Le moine et le singe-roi, Olivier Barde-Cabuçon.

Publié le 11 Mars 2017

 

Que j'aime ces rendez-vous annuels ! Les enquêtes du commissaire aux morts étranges et de son moine hérétique de père, les enquêtes bondissantes d'un Voltaire survolté et... de son moine hérétique et gourmand. Cette année, c'est Volnay qui ouvre le bal. Retour à Versailles pour le commissaire où l'on a découvert un cadavre mis en scène dans les jardins. Une pauvre fille, éventrée, le cœur (littéralement) sur la main (on ne peut s'empêcher d'y voir les prémices du futur Jack Londonien). Commence alors une enquête (donc) qui va voir se succéder les coupables idéaux (ou peut-être idéalisés), les situations plus ou moins recommandables, les intrigues plus ou moins assumées.

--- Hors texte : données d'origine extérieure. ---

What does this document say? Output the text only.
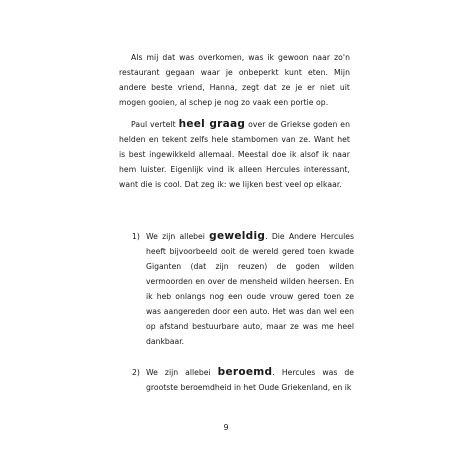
Als mij dat was overkomen, was ik gewoon naar zo'n restaurant gegaan waar je onbeperkt kunt eten. Mijn andere beste vriend, Hanna, zegt dat ze je er niet uit mogen gooien, al schep je nog zo vaak een portie op.

Paul vertelt heel graag over de Griekse goden en helden en tekent zelfs hele stambomen van ze. Want het is best ingewikkeld allemaal. Meestal doe ik alsof ik naar hem luister. Eigenlijk vind ik alleen Hercules interessant, want die is cool. Dat zeg ik: we lijken best veel op elkaar.

1) We zijn allebei geweldig. Die Andere Hercules heeft bijvoorbeeld ooit de wereld gered toen kwade Giganten (dat zijn reuzen) de goden wilden vermoorden en over de mensheid wilden heersen. En ik heb onlangs nog een oude vrouw gered toen ze was aangereden door een auto. Het was dan wel een op afstand bestuurbare auto, maar ze was me heel dankbaar.
2) We zijn allebei beroemd. Hercules was de grootste beroemdheid in het Oude Griekenland, en ik
9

Pour son 6e volume consacré aux aventures de son héros, on sent qu'Olivier Barde-Cabuçon tient son sujet, ses personnages et qu'il s'en amuse. L'écriture est, comme à chaque fois, de grande qualité et d'une non moins grande précision. Simple (et on sait comme il peut-être compliqué de faire simple). Efficace (aucun temps mort, on saute d'une situation à l'autre, d'un personnage à l'autre, sans jamais se perdre et encore moins s'ennuyer).

 

Après un passage (obligé) par Venise (« Humeur noire à Venise »), un retour (plus exotique) par une vallée encaissée de Savoie (« Entretien avec le Diable »), c'est donc à Versailles que l'on se retrouve cette fois. Les joies de la cour. Les jeux d'influence(s). Le ridicule qui ne tue pas (ou presque). Fin de règne, fin de genre. Le roi est un odieux personnage, ses hommes de mains, des brutes épaisses et sans manière. La Pompadour ? Elle reçoit. Heureusement que le moine est là pour rappeler tout ce petit monde à l'ordre ! De retour à la vie et plus en forme que jamais, l'homme en bure mais portant épée vole une nouvelle fois la vedette à son fils. D'autant que l'enquête le pousse à fréquenter, bien malgré lui (hum hum), une de ces maisons spécialisées remplies de jeunes filles... dont la morale est sauve car c'est à une autre forme de domination qu'elles consacrent leurs journées (et leurs nuits, ne nous mentons pas)...

 

Entre roman de capes et d'épées, enquête et filature, fresque historique, on suit ces héros que l'on apprend à connaître, au fil des volumes et ce, avec un plaisir une nouvelle fois renouvelé. Ou quand le roman policier historique gagne ses lettres de noblesse (même lorsque la noblesse, comme c'est le cas ici, en prend pour son grade).

 

Extrait :

 

Le courtisan cligna des yeux stupéfaits. La force du moine était vraiment impressionnante et de se voir ainsi saisir en plein jardin de Versailles par un homme portant une bure le surprenait. Pourtant, l'homme se ressaisit et, tout aussi tranquillement que le moine, fit étalage de sa force en desserrant silencieusement l'étreinte du moine sur son poignet.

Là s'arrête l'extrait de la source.